「石油の呪縛」と人類
読み始めたときは、こなれていないというかきたきつねが訳したような文章で、読みにくかったけれど、読後の感想は「この本『「石油の呪縛」と人類』を読んで良かった」だった。
石油とそれを巡る歴史から、石油が欲望と結びついていく過程がよく分かった。
石油資本が、全米の市街電車を絶滅に追い込み、自動車を選ばざるを得なくしたり、世界の民族紛争と呼ばれるものや、局地的な戦争の背景に石油が絡んでいたり、際限のない石油資本の銭ゲバぶりがおそろしい。
オイルマンのブッシュ大統領とその取り巻き達も石油の呪縛の中にいて、イラク侵略戦争も裏には石油が絡んでいることもよくわかる。ライス国務長官が、石油会社のシェブロンの重役だったというのも、暗示的だ。
いかに石油が私たちの暮らしている世界を支配しているかがよく分かる。背筋が寒くなってくる。今、トウモロコシでバイオエタノールが作られているが、一見地球に優しい(非常に嫌いな言葉だけれど)ようだけれど、石油を大量に消費して作られていることにだれも思い至らないことを見てもわかるだろう。

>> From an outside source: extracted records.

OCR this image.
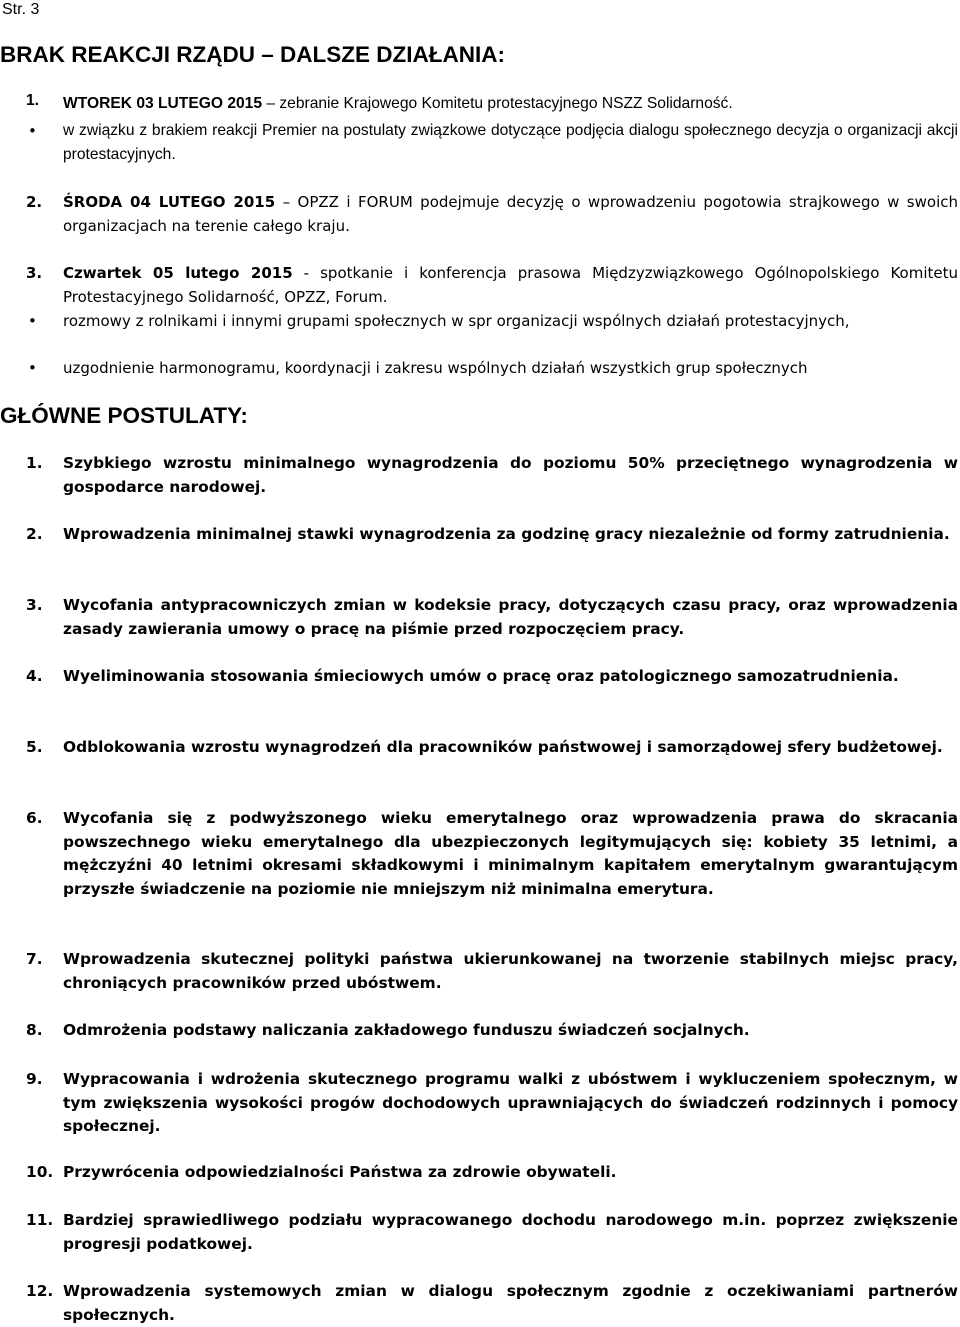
Str. 3
BRAK REAKCJI RZĄDU – DALSZE DZIAŁANIA:
1.	WTOREK 03 LUTEGO 2015 – zebranie Krajowego Komitetu protestacyjnego NSZZ Solidarność.
•	w związku z brakiem reakcji Premier na postulaty związkowe dotyczące podjęcia dialogu społecznego decyzja o organizacji akcji protestacyjnych.
2.	ŚRODA 04 LUTEGO 2015 – OPZZ i FORUM podejmuje decyzję o wprowadzeniu pogotowia strajkowego w swoich organizacjach na terenie całego kraju.
3.	Czwartek 05 lutego 2015 - spotkanie i konferencja prasowa Międzyzwiązkowego Ogólnopolskiego Komitetu Protestacyjnego Solidarność, OPZZ, Forum.
•	rozmowy z rolnikami i innymi grupami społecznych w spr organizacji wspólnych działań protestacyjnych,
•	uzgodnienie harmonogramu, koordynacji i zakresu wspólnych działań wszystkich grup społecznych
GŁÓWNE POSTULATY:
1.	Szybkiego wzrostu minimalnego wynagrodzenia do poziomu 50% przeciętnego wynagrodzenia w gospodarce narodowej.
2.	Wprowadzenia minimalnej stawki wynagrodzenia za godzinę gracy niezależnie od formy zatrudnienia.
3.	Wycofania antypracowniczych zmian w kodeksie pracy, dotyczących czasu pracy, oraz wprowadzenia zasady zawierania umowy o pracę na piśmie przed rozpoczęciem pracy.
4.	Wyeliminowania stosowania śmieciowych umów o pracę oraz patologicznego samozatrudnienia.
5.	Odblokowania wzrostu wynagrodzeń dla pracowników państwowej i samorządowej sfery budżetowej.
6.	Wycofania się z podwyższonego wieku emerytalnego oraz wprowadzenia prawa do skracania powszechnego wieku emerytalnego dla ubezpieczonych legitymujących się: kobiety 35 letnimi, a mężczyźni 40 letnimi okresami składkowymi i minimalnym kapitałem emerytalnym gwarantującym przyszłe świadczenie na poziomie nie mniejszym niż minimalna emerytura.
7.	Wprowadzenia skutecznej polityki państwa ukierunkowanej na tworzenie stabilnych miejsc pracy, chroniących pracowników przed ubóstwem.
8.	Odmrożenia podstawy naliczania zakładowego funduszu świadczeń socjalnych.
9.	Wypracowania i wdrożenia skutecznego programu walki z ubóstwem i wykluczeniem społecznym, w tym zwiększenia wysokości progów dochodowych uprawniających do świadczeń rodzinnych i pomocy społecznej.
10. Przywrócenia odpowiedzialności Państwa za zdrowie obywateli.
11. Bardziej sprawiedliwego podziału wypracowanego dochodu narodowego m.in. poprzez zwiększenie progresji podatkowej.
12. Wprowadzenia systemowych zmian w dialogu społecznym zgodnie z oczekiwaniami partnerów społecznych.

日本の農業の石油依存度は99%になっている。石油がなければ自給率40%すら維持できないということだ。肥料、農薬、トラクター、資材は全て石油で作られ、動いている。
「エネルギー効率の良い新技術はそれによって生産量が増加するので、かえってエネルギー大量消費を助長する」というジェボンズのパラドックスに沿って石油が大量に消費される構造ができあがってしまっている。
石油や石炭は無限にあるわけもなく、有るからといって使えば使うほど、地球の環境はヒトの生存を許さなくなってしまうことを自覚しなければいけない。
経済成長が無い世界は、恐ろしい世界になるのか、明治や江戸時代の暮らしは生命の危機なのか、よく考えてみたい。